Watched Sugar tonight. Good film. Touching. Americans aren’t so bad, are they? We’re good to Dominican baseball players. At least the ones who throw over 95 and don’t fool with our white women, who want nothing more than to bring Jesus to their pagan souls.

Write every word like it’s your last.

What do I pack? I wish I had nicer clothes. My mother’s going to tell me how fat I am, whether I’m fat or not. My brother’s going to tell me how fat I am, same.

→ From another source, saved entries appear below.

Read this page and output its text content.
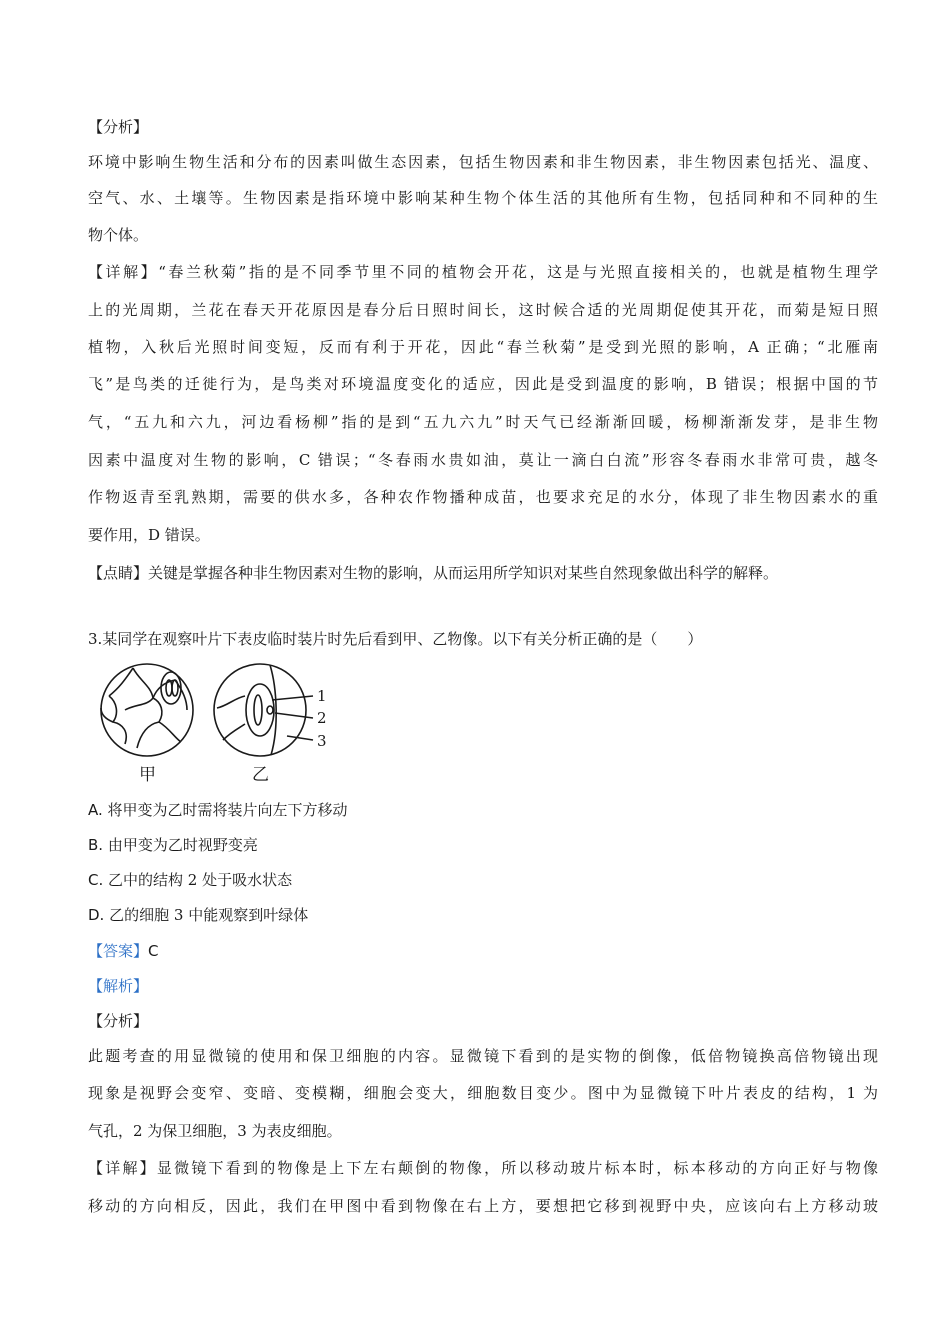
【分析】
环境中影响生物生活和分布的因素叫做生态因素，包括生物因素和非生物因素，非生物因素包括光、温度、
空气、水、土壤等。生物因素是指环境中影响某种生物个体生活的其他所有生物，包括同种和不同种的生
物个体。
【详解】“春兰秋菊”指的是不同季节里不同的植物会开花，这是与光照直接相关的，也就是植物生理学
上的光周期，兰花在春天开花原因是春分后日照时间长，这时候合适的光周期促使其开花，而菊是短日照
植物，入秋后光照时间变短，反而有利于开花，因此“春兰秋菊”是受到光照的影响，A 正确；“北雁南
飞”是鸟类的迁徙行为，是鸟类对环境温度变化的适应，因此是受到温度的影响，B 错误；根据中国的节
气，“五九和六九，河边看杨柳”指的是到“五九六九”时天气已经渐渐回暖，杨柳渐渐发芽，是非生物
因素中温度对生物的影响，C 错误；“冬春雨水贵如油，莫让一滴白白流”形容冬春雨水非常可贵，越冬
作物返青至乳熟期，需要的供水多，各种农作物播种成苗，也要求充足的水分，体现了非生物因素水的重
要作用，D 错误。
【点睛】关键是掌握各种非生物因素对生物的影响，从而运用所学知识对某些自然现象做出科学的解释。
3.某同学在观察叶片下表皮临时装片时先后看到甲、乙物像。以下有关分析正确的是（　　）
1
2
3
甲	乙
A. 将甲变为乙时需将装片向左下方移动
B. 由甲变为乙时视野变亮
C. 乙中的结构 2 处于吸水状态
D. 乙的细胞 3 中能观察到叶绿体
【答案】C
【解析】
【分析】
此题考查的用显微镜的使用和保卫细胞的内容。显微镜下看到的是实物的倒像，低倍物镜换高倍物镜出现
现象是视野会变窄、变暗、变模糊，细胞会变大，细胞数目变少。图中为显微镜下叶片表皮的结构，1 为
气孔，2 为保卫细胞，3 为表皮细胞。
【详解】显微镜下看到的物像是上下左右颠倒的物像，所以移动玻片标本时，标本移动的方向正好与物像
移动的方向相反，因此，我们在甲图中看到物像在右上方，要想把它移到视野中央，应该向右上方移动玻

Do they show movies on planes anymore? I guess not. Hollywood movies got so bad no one would watch them anymore. Everyone just plugs into their little devices and entertains his or her self. No food either. You have to buy it. And pay for your luggage to fit under the plane. And pay for a headset so you can listen to this loop of music that comes in with static. Always that innocuous set of hits by U2 and Keith Urban. Or that awful music they play at the gym. And half the time the entertainment package isn’t working. They apologize for the inconvenience. Fuck your apology. I paid good money for this ticket, I want to hear those Goddamn U2 songs that I haven’t heard since I parked my car. Partial refund for the lack of in flight entertainment. Partial refund for the delay and the fact that my bag didn’t arrive at the airport when I did. Good luck. The customer is always right became the customer will always give in.

We’re good people, Americans. We just let it slip away. Got too greedy. Started to believe our own myths.